At the IDK Cafe — renowned for its pork fritter sandwiches, butterfly shrimp and strawberry fluff — part of the roof was gone, and the dining room took in 12 inches of rain. But those could be repaired.

To Downing, it was the loss of the post office that really touched the heart.

“I’d always been told and I had seen it happen to a few small towns around here that once a town loses its post office, it’s not really a town anymore,” Downing said. “My aunt was a mail carrier her entire life out of Baring, so there’s a little family history there as well.”

“I wanted us to hold on to those small-town values,” she said. “I don’t want Baring to fall off the map. It boils down to if you lose your post office, you lose your town.”

Downing offered to donate part of her restaurant to be Baring’s new mail room. It was then that she and her neighbors learned that the Baring post office building had been owned not by the U.S. Postal Service but by an investment trust in New York, N.Y.

“It was a whole big ‘wow’ to all of us,” Downing recalled. “Then we waited and we waited and we waited.”

On April 16, a committee of the U.S. Senate called Postmaster General Louis DeJoy to testify to the current state of the USPS. Sen. Josh Hawley, R-Mo., put up a photograph of the naked acreage where the Baring post office used to stand and demanded that DeJoy give him an exact timeline for its rebuilding.
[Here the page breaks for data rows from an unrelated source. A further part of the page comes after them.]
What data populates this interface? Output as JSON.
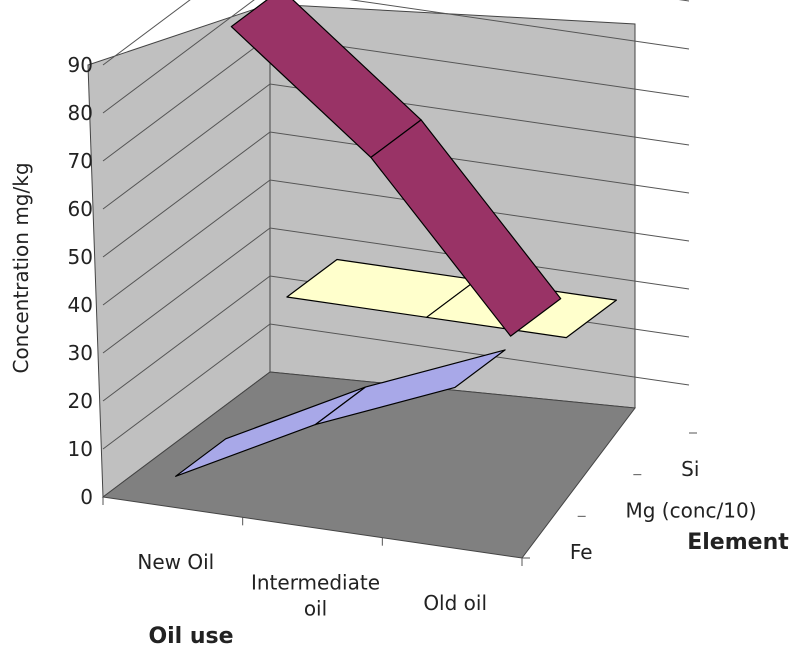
{
  "chart_data": {
    "type": "line",
    "style": "3d-ribbon",
    "categories": [
      "New Oil",
      "Intermediate oil",
      "Old oil"
    ],
    "category_lines": [
      [
        "New Oil"
      ],
      [
        "Intermediate",
        "oil"
      ],
      [
        "Old oil"
      ]
    ],
    "series": [
      {
        "name": "Fe",
        "values": [
          6,
          21,
          33
        ],
        "color": "#a8a8e8"
      },
      {
        "name": "Mg (conc/10)",
        "values": [
          91,
          68,
          35
        ],
        "color": "#993366"
      },
      {
        "name": "Si",
        "values": [
          26,
          26,
          26
        ],
        "color": "#ffffcc"
      }
    ],
    "ylabel": "Concentration mg/kg",
    "xlabel": "Oil use",
    "zlabel": "Element",
    "ylim": [
      0,
      90
    ],
    "yticks": [
      0,
      10,
      20,
      30,
      40,
      50,
      60,
      70,
      80,
      90
    ],
    "grid": true,
    "colors": {
      "back_wall": "#c0c0c0",
      "floor": "#808080",
      "gridline": "#555555"
    }
  }
}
“I do not have an update but I will get it to you,” DeJoy said.

“We’re not small-town hicks, we’re educated people who choose to live here,” Downing, who graduated from Truman State University in Kirksville, Mo., with a bachelor’s degree in health science, told Linn’s.

“We just like it here,” she said.

As tangible proof of her attachment to Knox County, Downing agreed to buy the site of the once-and-future Baring post office. This is costing her “upwards of $50,000,” Menges reported. All that was left was to put up four walls and fill it with the required postal equipment.

An integral seam of the Knox County fabric is a community of Mennonite Christians whose church abstains from military service. However, the church requires that its members perform good works without compensation for neighbors in need, even if they are outside the faith. Raymond Burkholder, a northeast Missouri cattle and hog farmer, is a leader of these Mennonites.

By May 6, contractors hired by Downing had poured a foundation and dug the necessary conduits for electricity and running water.

Burkholder’s crew needed only two days to erect four exterior walls. Next will come the insulation, the drywall and the furnishings, and then Baring will have a post office again.

“We’re Christians and we’re just reaching out to help people,” Burkholder told Linn’s on May 20. “That’s what we’re on this earth for.”

By then he and his workers were already in Mayfield, Ky., where another tornado had struck.

“Before the tornado,” Downing said, “I might have a group of Mennonite girls come into the cafe on a Saturday. Since the tornado, I have lots and lots of them every day. They helped me rebuild, so maybe they feel they are part of it now.”

“Maybe it kind of broke the ice,” Downing suggested. “The churches are separate, but in daily life, we are family.”

“I buy my stamps at the Baring post office,” Downing said. “For 11 years, IDK has sent out more than 300 Christmas cards from the Baring post office. Last year, we didn’t. We will this year for sure.”

The inspiration flowing from Baring recalls to mind some famous last lines from The Tempest.

“O wonder!” cried the character Miranda in the play’s final act. “How many goodly creatures are there here!

“How beauteous mankind is!” Miranda exclaimed. “O brave new world, That has such people in’t.”